Wheldon caught Patrick and passed her on lap 186 seconds before Kosuke Matsuura crashed, bringing out another yellow flag. But Patrick had the huge crowd cheering when she passed Wheldon for the lead on the restart on lap 190.

“I thought for a second we were going to win that thing at the end,” Patrick said. “When you’ve got to save fuel at the end you’re not as quick.”

As she tried desperately to conserve fuel, her lap speeds dropped from 226 mph to 221 and Wheldon shot past into the lead on lap 194.

By the time Bourdais, running fifth at time, crashed on lap 199, both Vitor Meira, Patrick’s teammate, and Bryan Herta, Wheldon’s teammate, had gotten past.

As she has been all month, Patrick appeared cool and confident after the race. But she said the rookie mistakes did upset her.

“I kind of screamed in my helmet a couple of times,” she said. “It’s important to stay calm, though. As long as you do, things should pan out.”

She said she was most amazed by being able to overcome the crash.

“I can’t believe my car didn’t completely demolish because I got hit hard twice,” she said.

Buddy Lazier, the 1996 Indy winner, finished fifth, followed by Andretti Green Racing driver Dario Franchitti, Scott Sharp and polesitter Tony Kanaan, the fourth Andretti entry. Two-time Indy winner Helio Castroneves was the only other driver on the lead lap at the end and finished ninth.

Thanks at least in part to the mania caused by Patrick this month, as well as the nearly perfect weather Sunday, the empty seats that had been visible in many areas of the vast Indy grandstands a year ago were filled – and the crowd estimated at more than 300,000 had plenty of cheer about.

There were 27 changes in the 200-lap race, many of them passes under the green flag.

Sam Hornish Jr., a two-time IRL champion, had a great battle in the first half of the race with Kanaan, the two exchanging the lead several times. Hornish, who has yet to complete the entire race, led 77 laps but lost control on lap 146 and hit the wall.

It was a bad day for Bourdais and Newman/Haas teammate Bruno Junqueira, the only drivers from the rival Champ Car World Series in the field.

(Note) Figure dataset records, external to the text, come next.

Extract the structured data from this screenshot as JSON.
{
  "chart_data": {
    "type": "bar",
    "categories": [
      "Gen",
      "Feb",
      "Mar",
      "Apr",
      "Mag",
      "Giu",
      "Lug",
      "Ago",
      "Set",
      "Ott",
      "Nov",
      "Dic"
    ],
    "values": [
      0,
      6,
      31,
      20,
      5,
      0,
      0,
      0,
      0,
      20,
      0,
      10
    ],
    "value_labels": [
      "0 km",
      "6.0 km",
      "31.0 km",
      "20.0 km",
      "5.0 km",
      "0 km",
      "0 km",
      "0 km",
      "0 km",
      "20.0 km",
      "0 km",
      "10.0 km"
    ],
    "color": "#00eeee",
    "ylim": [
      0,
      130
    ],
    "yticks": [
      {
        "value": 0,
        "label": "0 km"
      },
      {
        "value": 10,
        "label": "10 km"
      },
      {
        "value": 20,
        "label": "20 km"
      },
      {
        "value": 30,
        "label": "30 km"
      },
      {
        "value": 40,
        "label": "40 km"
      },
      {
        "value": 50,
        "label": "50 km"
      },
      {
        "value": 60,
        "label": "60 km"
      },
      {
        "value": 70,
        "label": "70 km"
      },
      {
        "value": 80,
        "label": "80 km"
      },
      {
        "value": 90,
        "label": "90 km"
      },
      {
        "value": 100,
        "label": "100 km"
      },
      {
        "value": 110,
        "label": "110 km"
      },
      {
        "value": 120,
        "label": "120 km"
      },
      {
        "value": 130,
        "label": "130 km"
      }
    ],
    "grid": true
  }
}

Junqueira, who finished fifth in the rain-shortened race in 2004, ran among the leaders and was sixth when he tried to pass A.J. Foyt IV and wound up in the wall. The Brazilian was listed in fair condition at Methodist Hospital with a concussion and two fractured vertebrae. He was scheduled for surgery Monday.

Larry Foyt, Foyt IV’s uncle, also wound in the hospital with a chip fracture of his lower spine after slamming into the wall early in the race.